Architecture-agnostic: IGA operates as a training-time gradient transformation without altering the inference structure, allowing it to be freely combined with any INR architecture (ReLU / PE / SIREN).
Efficient sampling: Through inductive generalization, the computational cost of eNTK is reduced from \(O(N^2)\) to \(O(n^2)\) (\(n \ll N\)), making application to million-scale data points feasible.
Two theorems provide rigorous asymptotic guarantees: eNTK \(\rightarrow\) NTK equivalence (Thm 3.1); Inductive generalization error bound (Thm 3.2).

Limitations & Future Work¶

Additional computational overhead: Calculating the eNTK and its eigenvalue decomposition on a sampled subset at each step, although \(n \ll N\), still introduces a non-zero overhead.
Theoretical analysis limited to two-layer networks: Theorems 3.1 and 3.2 are analyzed based on two-layer networks; rigorous guarantees for deep networks have not yet been provided.
Simple grouping strategy: Currently, grouping is based on adjacent coordinates; optimal grouping strategies for irregular sampling (e.g., NeRF rays) have not been explored.
Hyperparameter selection: The optimal values for \(n\), \(p\), and \(\text{end}\) require task-specific tuning, and a fully automatic selection mechanism is lacking.
Incompatibility between SIREN and BN is pointed out but remains unresolved.

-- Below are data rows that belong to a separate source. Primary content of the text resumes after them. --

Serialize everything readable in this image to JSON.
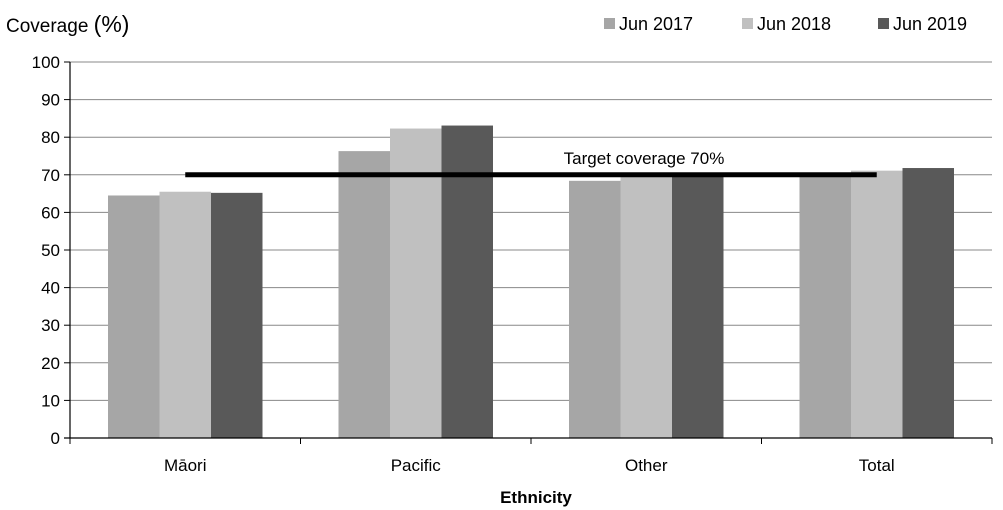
{
  "chart_data": {
    "type": "bar",
    "title": "",
    "ylabel": "Coverage",
    "ylabel_unit": "(%)",
    "xlabel": "Ethnicity",
    "ylim": [
      0,
      100
    ],
    "yticks": [
      "0",
      "10",
      "20",
      "30",
      "40",
      "50",
      "60",
      "70",
      "80",
      "90",
      "100"
    ],
    "categories": [
      "Māori",
      "Pacific",
      "Other",
      "Total"
    ],
    "series": [
      {
        "name": "Jun 2017",
        "color": "#a6a6a6",
        "values": [
          64.5,
          76.3,
          68.4,
          70.0
        ]
      },
      {
        "name": "Jun 2018",
        "color": "#c0c0c0",
        "values": [
          65.5,
          82.3,
          70.0,
          71.1
        ]
      },
      {
        "name": "Jun 2019",
        "color": "#595959",
        "values": [
          65.2,
          83.1,
          70.0,
          71.8
        ]
      }
    ],
    "grid": true,
    "legend_position": "top-right",
    "target": {
      "value": 70,
      "label": "Target coverage 70%",
      "color": "#000000"
    }
  }
}
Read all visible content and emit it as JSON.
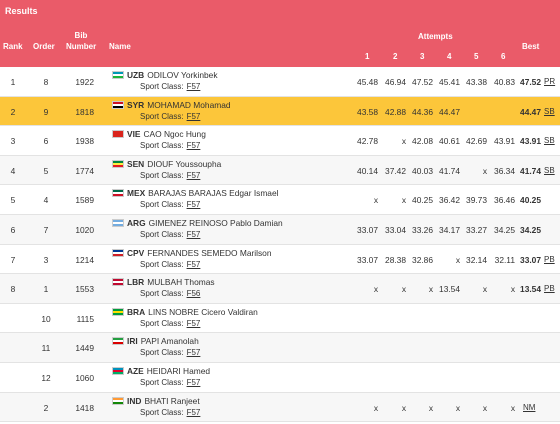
{
  "title": "Results",
  "headers": {
    "rank": "Rank",
    "order": "Order",
    "bib": "Bib Number",
    "name": "Name",
    "attempts": "Attempts",
    "a": [
      "1",
      "2",
      "3",
      "4",
      "5",
      "6"
    ],
    "best": "Best"
  },
  "sport_class_label": "Sport Class:",
  "rows": [
    {
      "rank": "1",
      "order": "8",
      "bib": "1922",
      "country": "UZB",
      "name": "ODILOV Yorkinbek",
      "class": "F57",
      "attempts": [
        "45.48",
        "46.94",
        "47.52",
        "45.41",
        "43.38",
        "40.83"
      ],
      "best": "47.52",
      "rec": "PR",
      "flag": [
        "#0099b5",
        "#ffffff",
        "#1eb53a"
      ]
    },
    {
      "rank": "2",
      "order": "9",
      "bib": "1818",
      "country": "SYR",
      "name": "MOHAMAD Mohamad",
      "class": "F57",
      "attempts": [
        "43.58",
        "42.88",
        "44.36",
        "44.47",
        "",
        ""
      ],
      "best": "44.47",
      "rec": "SB",
      "flag": [
        "#ce1126",
        "#ffffff",
        "#000000"
      ]
    },
    {
      "rank": "3",
      "order": "6",
      "bib": "1938",
      "country": "VIE",
      "name": "CAO Ngoc Hung",
      "class": "F57",
      "attempts": [
        "42.78",
        "x",
        "42.08",
        "40.61",
        "42.69",
        "43.91"
      ],
      "best": "43.91",
      "rec": "SB",
      "flag": [
        "#da251d",
        "#da251d",
        "#da251d"
      ]
    },
    {
      "rank": "4",
      "order": "5",
      "bib": "1774",
      "country": "SEN",
      "name": "DIOUF Youssoupha",
      "class": "F57",
      "attempts": [
        "40.14",
        "37.42",
        "40.03",
        "41.74",
        "x",
        "36.34"
      ],
      "best": "41.74",
      "rec": "SB",
      "flag": [
        "#00853f",
        "#fdef42",
        "#e31b23"
      ]
    },
    {
      "rank": "5",
      "order": "4",
      "bib": "1589",
      "country": "MEX",
      "name": "BARAJAS BARAJAS Edgar Ismael",
      "class": "F57",
      "attempts": [
        "x",
        "x",
        "40.25",
        "36.42",
        "39.73",
        "36.46"
      ],
      "best": "40.25",
      "rec": "",
      "flag": [
        "#006847",
        "#ffffff",
        "#ce1126"
      ]
    },
    {
      "rank": "6",
      "order": "7",
      "bib": "1020",
      "country": "ARG",
      "name": "GIMENEZ REINOSO Pablo Damian",
      "class": "F57",
      "attempts": [
        "33.07",
        "33.04",
        "33.26",
        "34.17",
        "33.27",
        "34.25"
      ],
      "best": "34.25",
      "rec": "",
      "flag": [
        "#74acdf",
        "#ffffff",
        "#74acdf"
      ]
    },
    {
      "rank": "7",
      "order": "3",
      "bib": "1214",
      "country": "CPV",
      "name": "FERNANDES SEMEDO Marilson",
      "class": "F57",
      "attempts": [
        "33.07",
        "28.38",
        "32.86",
        "x",
        "32.14",
        "32.11"
      ],
      "best": "33.07",
      "rec": "PB",
      "flag": [
        "#003893",
        "#ffffff",
        "#cf2027"
      ]
    },
    {
      "rank": "8",
      "order": "1",
      "bib": "1553",
      "country": "LBR",
      "name": "MULBAH Thomas",
      "class": "F56",
      "attempts": [
        "x",
        "x",
        "x",
        "13.54",
        "x",
        "x"
      ],
      "best": "13.54",
      "rec": "PB",
      "flag": [
        "#bf0a30",
        "#ffffff",
        "#bf0a30"
      ]
    },
    {
      "rank": "",
      "order": "10",
      "bib": "1115",
      "country": "BRA",
      "name": "LINS NOBRE Cicero Valdiran",
      "class": "F57",
      "attempts": [
        "",
        "",
        "",
        "",
        "",
        ""
      ],
      "best": "",
      "rec": "",
      "flag": [
        "#009c3b",
        "#ffdf00",
        "#009c3b"
      ]
    },
    {
      "rank": "",
      "order": "11",
      "bib": "1449",
      "country": "IRI",
      "name": "PAPI Amanolah",
      "class": "F57",
      "attempts": [
        "",
        "",
        "",
        "",
        "",
        ""
      ],
      "best": "",
      "rec": "",
      "flag": [
        "#239f40",
        "#ffffff",
        "#da0000"
      ]
    },
    {
      "rank": "",
      "order": "12",
      "bib": "1060",
      "country": "AZE",
      "name": "HEIDARI Hamed",
      "class": "F57",
      "attempts": [
        "",
        "",
        "",
        "",
        "",
        ""
      ],
      "best": "",
      "rec": "",
      "flag": [
        "#0092bc",
        "#e4002b",
        "#00af66"
      ]
    },
    {
      "rank": "",
      "order": "2",
      "bib": "1418",
      "country": "IND",
      "name": "BHATI Ranjeet",
      "class": "F57",
      "attempts": [
        "x",
        "x",
        "x",
        "x",
        "x",
        "x"
      ],
      "best": "",
      "rec": "NM",
      "flag": [
        "#ff9933",
        "#ffffff",
        "#138808"
      ]
    }
  ]
}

Fourier Reparameterized Training (FR) [Shi et al., 2024a]: Learning parameters in the Fourier domain can improve INRs, but lacks theoretical guidance.
BN for INR [Cai et al., 2024]: Classic BN can also improve INR performance, but is incompatible with SIREN.
NTK Spectrum Analysis [Ronen et al., 2019; Tancik et al., 2020]: Explaining spectral bias using the NTK spectrum; this work goes further to convert it into an operational training strategy.
Geifman et al., 2023: First attempt to modify the NTK spectrum to accelerate convergence, but limited to toy setups; this work extends it to practical scales through inductive generalization.

Rating¶

Novelty: ⭐⭐⭐⭐ — First to convert eNTK spectral regulation into a practical training-time gradient transformation with a complete theoretical chain.
Experimental Thoroughness: ⭐⭐⭐⭐ — Covers 2D images, 3D shapes, and synthetic data, with comprehensive comparisons against FR and BN.
Writing Quality: ⭐⭐⭐⭐ — The theoretical derivation is clear, and the transition from formulas to the algorithm is smooth.
Value: ⭐⭐⭐⭐ — Has practical application value in the field of INR; controllable adjustment of spectral bias is a significant contribution.